Un vendredi soir avec des catins

Si ce vendredi soir s’est terminé dans un cabaret, il a plutôt commencé dans les théâtres de Saguenay, ceux qu’occupe ces jours-ci les Festival international des arts de la marionnette. De bien belles fréquentations nous attendaient dans ces salles sombres et enfumées, propices aux manipulateurs qui s’effacent derrière l’image…

Le coup d’envoi de notre soirée avec ces formidables poupées animées a été donné par le virtuose chinois Yeung Faï venu jusque dans nos contrées, ô privilège, présenter ses Hand Stories et surtout l’héritage marionnettique qu’il travaille à préserver. Une mission que le maître accompli notamment du côté de la Suisse avec le Théâtre Vidy-Lausanne, producteur de ce spectacle autobiographique construit sur la tension entre tradition et présent. Héritier du métier de marionnettiste poussé jusqu’à la perfection depuis cinq génération, Yeung Faï dresse, à travers son histoire familiale, la ligne de vie d’une Chine bouleversée par la révolution maoïste, aveuglée et giflée par un petit livre rouge, et dont le bagage culturel est remis en question. De façon souvent poignante, avec une simplicité qui s’appuie sur l’incroyable vitalité de ses créatures, l’artisan représente l’évolution récente de son art à travers ces bouleversements sociaux. De l’internement de son aïeul dans les camps de rééducation à la défection de son père vers les États-Unis, de sa propre dérive découlant de la rupture à la réalisation de son don, Yeung Faï, bellement assisté de son collègue Yoann Pencolé, nous font comprendre, à chaque scène et sous des angles différents, l’immense valeur de ce que nous avons sous les yeux. Une mention spéciale à l’ange un peu trop fan de Queen qui parvient à ranimer la flamme de Yeung Faï, devenu temporairement inconscient de la valeur de son savoir-faire dans la Chine de Tian’anmen.

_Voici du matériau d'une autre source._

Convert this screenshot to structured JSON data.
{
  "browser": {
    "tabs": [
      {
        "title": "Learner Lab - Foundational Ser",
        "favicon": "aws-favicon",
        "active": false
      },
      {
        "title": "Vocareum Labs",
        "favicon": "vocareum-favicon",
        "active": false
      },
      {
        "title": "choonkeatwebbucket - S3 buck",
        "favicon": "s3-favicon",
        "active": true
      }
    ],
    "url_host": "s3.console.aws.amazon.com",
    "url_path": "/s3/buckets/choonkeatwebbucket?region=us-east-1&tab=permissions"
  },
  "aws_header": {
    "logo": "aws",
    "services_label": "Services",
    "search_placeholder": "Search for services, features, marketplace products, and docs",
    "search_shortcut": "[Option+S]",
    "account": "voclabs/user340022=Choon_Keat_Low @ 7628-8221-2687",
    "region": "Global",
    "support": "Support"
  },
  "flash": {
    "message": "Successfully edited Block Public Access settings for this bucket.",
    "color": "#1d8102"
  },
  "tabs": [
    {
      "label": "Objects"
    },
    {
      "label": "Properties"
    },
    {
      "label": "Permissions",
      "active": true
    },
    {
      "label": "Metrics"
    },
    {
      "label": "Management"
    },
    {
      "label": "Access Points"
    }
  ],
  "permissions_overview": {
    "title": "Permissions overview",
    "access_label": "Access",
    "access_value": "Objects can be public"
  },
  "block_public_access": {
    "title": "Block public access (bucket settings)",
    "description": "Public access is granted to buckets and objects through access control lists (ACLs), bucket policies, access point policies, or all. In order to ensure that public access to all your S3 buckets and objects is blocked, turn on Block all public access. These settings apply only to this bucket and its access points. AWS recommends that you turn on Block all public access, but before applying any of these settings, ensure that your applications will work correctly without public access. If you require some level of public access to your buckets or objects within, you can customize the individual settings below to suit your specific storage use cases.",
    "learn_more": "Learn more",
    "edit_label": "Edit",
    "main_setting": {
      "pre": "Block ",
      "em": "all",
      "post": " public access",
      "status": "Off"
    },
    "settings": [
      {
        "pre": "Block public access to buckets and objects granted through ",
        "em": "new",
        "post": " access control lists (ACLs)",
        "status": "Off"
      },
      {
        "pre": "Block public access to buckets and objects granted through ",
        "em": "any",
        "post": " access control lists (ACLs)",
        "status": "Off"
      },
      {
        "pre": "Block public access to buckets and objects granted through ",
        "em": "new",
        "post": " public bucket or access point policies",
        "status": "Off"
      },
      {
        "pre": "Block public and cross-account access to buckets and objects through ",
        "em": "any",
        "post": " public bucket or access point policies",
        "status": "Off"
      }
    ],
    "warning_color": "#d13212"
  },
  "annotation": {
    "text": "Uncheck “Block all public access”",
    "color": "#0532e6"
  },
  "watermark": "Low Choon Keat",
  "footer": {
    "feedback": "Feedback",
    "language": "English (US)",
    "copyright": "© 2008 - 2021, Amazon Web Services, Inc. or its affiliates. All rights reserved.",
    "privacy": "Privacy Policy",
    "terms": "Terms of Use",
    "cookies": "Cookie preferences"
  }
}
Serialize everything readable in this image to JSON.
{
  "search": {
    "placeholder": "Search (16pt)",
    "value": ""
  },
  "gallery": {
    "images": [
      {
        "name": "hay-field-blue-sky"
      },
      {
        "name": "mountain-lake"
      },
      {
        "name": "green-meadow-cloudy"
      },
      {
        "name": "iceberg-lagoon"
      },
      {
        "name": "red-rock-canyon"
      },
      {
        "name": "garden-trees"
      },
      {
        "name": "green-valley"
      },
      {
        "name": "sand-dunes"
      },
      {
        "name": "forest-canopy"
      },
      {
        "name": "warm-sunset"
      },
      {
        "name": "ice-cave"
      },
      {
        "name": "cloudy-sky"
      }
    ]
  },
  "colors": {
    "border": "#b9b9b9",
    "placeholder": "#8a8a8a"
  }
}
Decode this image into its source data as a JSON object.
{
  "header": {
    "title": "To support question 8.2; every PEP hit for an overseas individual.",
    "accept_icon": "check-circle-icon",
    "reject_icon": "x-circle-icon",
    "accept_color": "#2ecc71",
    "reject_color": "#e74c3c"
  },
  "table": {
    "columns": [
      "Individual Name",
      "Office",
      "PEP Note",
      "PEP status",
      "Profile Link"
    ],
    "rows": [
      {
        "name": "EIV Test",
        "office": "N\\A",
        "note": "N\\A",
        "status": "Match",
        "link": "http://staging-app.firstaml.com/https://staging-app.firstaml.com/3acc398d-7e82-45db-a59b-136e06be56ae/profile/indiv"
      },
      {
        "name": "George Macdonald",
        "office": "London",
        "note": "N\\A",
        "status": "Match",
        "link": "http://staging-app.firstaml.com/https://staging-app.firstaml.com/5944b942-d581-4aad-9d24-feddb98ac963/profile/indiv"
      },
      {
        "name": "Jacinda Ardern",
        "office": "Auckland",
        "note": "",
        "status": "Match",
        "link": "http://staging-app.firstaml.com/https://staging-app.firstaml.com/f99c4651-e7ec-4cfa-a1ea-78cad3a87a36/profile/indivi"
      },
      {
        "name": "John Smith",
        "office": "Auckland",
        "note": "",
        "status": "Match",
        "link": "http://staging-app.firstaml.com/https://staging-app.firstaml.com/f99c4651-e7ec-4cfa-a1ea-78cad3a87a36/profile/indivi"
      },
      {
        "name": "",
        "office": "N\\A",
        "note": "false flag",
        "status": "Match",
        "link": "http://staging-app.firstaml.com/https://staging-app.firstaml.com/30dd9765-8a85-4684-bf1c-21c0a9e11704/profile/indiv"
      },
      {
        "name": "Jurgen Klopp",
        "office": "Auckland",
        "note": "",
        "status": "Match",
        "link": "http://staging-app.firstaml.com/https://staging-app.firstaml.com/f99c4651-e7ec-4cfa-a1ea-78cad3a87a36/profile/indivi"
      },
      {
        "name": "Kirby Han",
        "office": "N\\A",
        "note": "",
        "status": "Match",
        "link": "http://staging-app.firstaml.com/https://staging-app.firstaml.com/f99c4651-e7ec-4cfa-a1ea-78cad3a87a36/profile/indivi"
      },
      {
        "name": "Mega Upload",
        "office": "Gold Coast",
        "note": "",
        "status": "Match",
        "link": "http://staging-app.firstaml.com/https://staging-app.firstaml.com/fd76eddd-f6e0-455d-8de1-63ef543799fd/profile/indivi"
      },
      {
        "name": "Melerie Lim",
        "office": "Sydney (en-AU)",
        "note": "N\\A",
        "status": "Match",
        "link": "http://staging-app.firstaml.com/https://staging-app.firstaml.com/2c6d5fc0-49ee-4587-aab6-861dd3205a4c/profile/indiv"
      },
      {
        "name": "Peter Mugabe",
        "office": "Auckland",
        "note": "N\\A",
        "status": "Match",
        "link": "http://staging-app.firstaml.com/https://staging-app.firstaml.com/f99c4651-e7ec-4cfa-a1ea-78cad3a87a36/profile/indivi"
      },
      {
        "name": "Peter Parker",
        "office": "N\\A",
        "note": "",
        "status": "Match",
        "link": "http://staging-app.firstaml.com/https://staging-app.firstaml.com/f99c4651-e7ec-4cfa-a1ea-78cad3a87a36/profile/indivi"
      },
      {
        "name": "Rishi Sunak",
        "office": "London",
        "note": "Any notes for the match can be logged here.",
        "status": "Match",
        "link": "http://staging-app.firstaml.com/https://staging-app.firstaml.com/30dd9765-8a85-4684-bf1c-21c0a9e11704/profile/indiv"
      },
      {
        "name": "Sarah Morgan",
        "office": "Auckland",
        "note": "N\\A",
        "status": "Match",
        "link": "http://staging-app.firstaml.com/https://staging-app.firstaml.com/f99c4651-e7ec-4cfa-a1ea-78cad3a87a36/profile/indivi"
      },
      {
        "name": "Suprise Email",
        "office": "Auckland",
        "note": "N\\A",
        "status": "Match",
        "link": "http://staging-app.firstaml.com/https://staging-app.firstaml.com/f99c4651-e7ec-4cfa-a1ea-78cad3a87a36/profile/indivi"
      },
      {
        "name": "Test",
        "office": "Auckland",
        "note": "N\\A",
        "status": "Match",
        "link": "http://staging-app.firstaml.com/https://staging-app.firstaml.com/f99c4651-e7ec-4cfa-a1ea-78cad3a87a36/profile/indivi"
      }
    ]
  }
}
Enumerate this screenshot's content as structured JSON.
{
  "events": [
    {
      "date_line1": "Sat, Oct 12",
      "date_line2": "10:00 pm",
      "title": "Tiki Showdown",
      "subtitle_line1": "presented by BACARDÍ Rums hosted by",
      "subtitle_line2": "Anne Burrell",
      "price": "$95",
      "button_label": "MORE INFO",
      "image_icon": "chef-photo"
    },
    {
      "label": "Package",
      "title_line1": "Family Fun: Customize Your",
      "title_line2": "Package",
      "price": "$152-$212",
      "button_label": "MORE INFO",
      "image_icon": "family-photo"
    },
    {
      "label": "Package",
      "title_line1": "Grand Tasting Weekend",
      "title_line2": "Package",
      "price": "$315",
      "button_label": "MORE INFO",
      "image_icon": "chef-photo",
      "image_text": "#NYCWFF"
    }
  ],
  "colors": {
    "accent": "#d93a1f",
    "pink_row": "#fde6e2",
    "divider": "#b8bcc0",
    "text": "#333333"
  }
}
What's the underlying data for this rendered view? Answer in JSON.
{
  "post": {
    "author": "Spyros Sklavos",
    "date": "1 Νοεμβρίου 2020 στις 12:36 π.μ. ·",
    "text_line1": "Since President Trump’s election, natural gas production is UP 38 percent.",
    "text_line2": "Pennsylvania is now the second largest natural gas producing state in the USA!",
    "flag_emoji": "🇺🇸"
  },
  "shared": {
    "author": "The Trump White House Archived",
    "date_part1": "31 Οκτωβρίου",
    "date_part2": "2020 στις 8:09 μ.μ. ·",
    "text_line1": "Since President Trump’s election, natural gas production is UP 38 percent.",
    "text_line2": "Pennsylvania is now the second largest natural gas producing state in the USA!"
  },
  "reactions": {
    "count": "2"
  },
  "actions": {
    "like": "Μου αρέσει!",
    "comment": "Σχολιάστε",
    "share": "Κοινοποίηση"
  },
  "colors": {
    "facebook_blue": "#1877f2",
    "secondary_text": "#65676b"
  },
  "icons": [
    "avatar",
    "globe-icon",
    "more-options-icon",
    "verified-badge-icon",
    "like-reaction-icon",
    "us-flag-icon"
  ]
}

On serait resté mais il fallait y aller

On fonce vers Arvida, direction Le Palace, à toute allure et À Bout Portant, véritable heure de pointe théâtrale, pour assister un peu en retard à la grande première de Voodoo, nouvelle création de Kobol. Peut-être cet effort honnête a-t-il souffert de la comparaison et de notre retard, mais la compagnie montréalaise ne nous a gagnés ni en prolongeant les scénettes anémiques ni avec une manipulation approximative par six mains pourtant omniprésentes. Un fil conducteur ambigu, une trame sonore mur à mur poussaient à se retrancher au sympathique bar de l’endroit en attendant la courte représentation de Joseph-la-tache, de Catherine Vidal, qui nous avait donné la formidable adaptation théâtrale du Grand Cahier. Remarquable cohérence et parenté entre ces deux oeuvres pourtant tout à fait différentes de nature. Une narratrice nous raconte de sa douce voix l’étrange histoire de la tache de naissance fugueuse et multiforme du jeune Joseph, qui rencontrera dans son périple-en-neuf-scènes-et-autant-de-boîtes ses homonymes Staline et Cornell l’iconoclaste. Avec des scénographies miniatures aussi brutes que raffinées et un dispositif savamment désuet, l’oeuvre avait de quoi séduire les quelques festivaliers réunis dans le sous-sol du Palace, juste avant leur retour vers le Cabaret.

Là nous attendait la bizarre et déroutante performance de français aussi velus que mobiles et un petit bijou de l’espagnol Jordi Bertran qui s’était fait accompagner par le guitariste Daniel Gauthier pour plier la salle en deux avec son célèbre petit bonhomme en mousse, à la fois insupportable et attachant.

Oui, une bien belle soirée avec les catins, et ça ne fait que commencer!